August 26, 2012 § Leave a comment
“No emotion that’s worth having could call my heart it’s home, my hearts an autoclave.” – The Mountain Goats – Autoclaves
I need this. I always come back to this. This is square one. HQ. Home. This is where I end up. Before I had this I wasn’t happy. I was restless, stuck, like all of this would cook up and get to the top of my blood. It would kick and scream and make me mad. It made me push. It wasn’t all bad though, when it stayed in my blood. I learnt more about myself that I would have ever had learnt staying at home. It taught me that I was capable. Not of anything or everything. But capable of something. Something was more than I had ever let cross my mind before. Something was an achievement. Something was hope. I needed the crazy. We all need it. We must learn when to fight it and when to not.

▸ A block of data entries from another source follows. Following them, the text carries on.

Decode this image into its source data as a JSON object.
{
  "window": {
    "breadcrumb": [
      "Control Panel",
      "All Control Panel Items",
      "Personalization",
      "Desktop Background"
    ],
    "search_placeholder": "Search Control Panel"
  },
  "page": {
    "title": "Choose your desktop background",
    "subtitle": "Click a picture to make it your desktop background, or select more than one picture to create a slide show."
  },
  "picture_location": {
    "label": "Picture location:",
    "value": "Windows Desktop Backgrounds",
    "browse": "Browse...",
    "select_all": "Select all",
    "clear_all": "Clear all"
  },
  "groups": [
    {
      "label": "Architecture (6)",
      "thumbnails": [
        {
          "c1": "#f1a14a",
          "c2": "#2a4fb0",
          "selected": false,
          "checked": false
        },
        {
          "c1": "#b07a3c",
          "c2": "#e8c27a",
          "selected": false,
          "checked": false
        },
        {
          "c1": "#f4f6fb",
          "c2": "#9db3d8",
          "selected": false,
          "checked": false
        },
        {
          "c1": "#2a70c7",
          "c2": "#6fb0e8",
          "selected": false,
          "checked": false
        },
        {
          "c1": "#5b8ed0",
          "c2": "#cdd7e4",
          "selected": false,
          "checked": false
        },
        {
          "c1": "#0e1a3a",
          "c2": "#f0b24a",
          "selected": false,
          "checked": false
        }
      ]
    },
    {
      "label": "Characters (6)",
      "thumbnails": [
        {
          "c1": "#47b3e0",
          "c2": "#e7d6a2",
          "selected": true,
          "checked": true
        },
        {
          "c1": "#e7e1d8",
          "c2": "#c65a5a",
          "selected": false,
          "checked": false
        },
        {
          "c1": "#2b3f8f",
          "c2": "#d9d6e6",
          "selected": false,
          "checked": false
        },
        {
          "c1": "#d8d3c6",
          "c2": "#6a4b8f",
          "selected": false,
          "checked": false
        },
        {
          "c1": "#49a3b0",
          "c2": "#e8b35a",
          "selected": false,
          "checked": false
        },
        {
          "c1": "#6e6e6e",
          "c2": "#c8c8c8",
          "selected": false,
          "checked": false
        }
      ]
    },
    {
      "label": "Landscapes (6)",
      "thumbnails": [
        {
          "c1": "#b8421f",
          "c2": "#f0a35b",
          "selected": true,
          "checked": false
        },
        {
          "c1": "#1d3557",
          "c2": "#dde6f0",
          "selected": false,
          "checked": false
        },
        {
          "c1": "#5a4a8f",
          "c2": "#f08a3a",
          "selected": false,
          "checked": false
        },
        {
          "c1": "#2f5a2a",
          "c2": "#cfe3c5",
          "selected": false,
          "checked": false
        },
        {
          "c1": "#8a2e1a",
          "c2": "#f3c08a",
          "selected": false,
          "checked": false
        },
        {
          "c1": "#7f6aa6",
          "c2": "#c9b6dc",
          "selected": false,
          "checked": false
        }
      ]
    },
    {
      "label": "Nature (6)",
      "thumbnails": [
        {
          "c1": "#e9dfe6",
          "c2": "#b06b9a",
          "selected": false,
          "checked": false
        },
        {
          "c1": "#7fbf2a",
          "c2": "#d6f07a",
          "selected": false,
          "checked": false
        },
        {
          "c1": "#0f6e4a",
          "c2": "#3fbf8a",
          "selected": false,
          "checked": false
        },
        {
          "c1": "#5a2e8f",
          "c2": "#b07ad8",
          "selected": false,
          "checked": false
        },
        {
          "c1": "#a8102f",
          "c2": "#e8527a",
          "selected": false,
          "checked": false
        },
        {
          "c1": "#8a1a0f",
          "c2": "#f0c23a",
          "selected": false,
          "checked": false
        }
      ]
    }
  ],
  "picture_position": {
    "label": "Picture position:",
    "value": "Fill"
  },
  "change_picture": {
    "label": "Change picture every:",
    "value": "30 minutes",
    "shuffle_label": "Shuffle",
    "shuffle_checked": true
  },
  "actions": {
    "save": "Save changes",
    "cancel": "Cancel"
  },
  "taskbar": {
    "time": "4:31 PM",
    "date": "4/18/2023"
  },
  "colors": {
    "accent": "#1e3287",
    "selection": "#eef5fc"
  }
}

Argh. You know? You know. You wouldn’t be here if you didn’t know. I thought I wanted sex but that wasn’t the case. I thought it was drugs or cigarettes. It was neither. I don’t know what it is. For the first time, the thing that I want that I can’t get is completely unknown to me. But I want it. God how I want it. I itch and I wake up in the ditch water sleep I’ve been getting. I still feel where they put in the I.V drip sometimes. Sometimes I wake up and grab at it’s trolley as I make up way to the bathroom. I’m always confused when it isn’t there. I still sleep with my right hand away from my body to keep the tubes clear. I’m better now. It takes some time to remember.
Self-indulgent people give up. They start. They stop. They keep going. Bad tattoos.
Sober again. Easy. Sober. Forgiving. Forgiven. Gone. Easy. Happy. People. Smiling.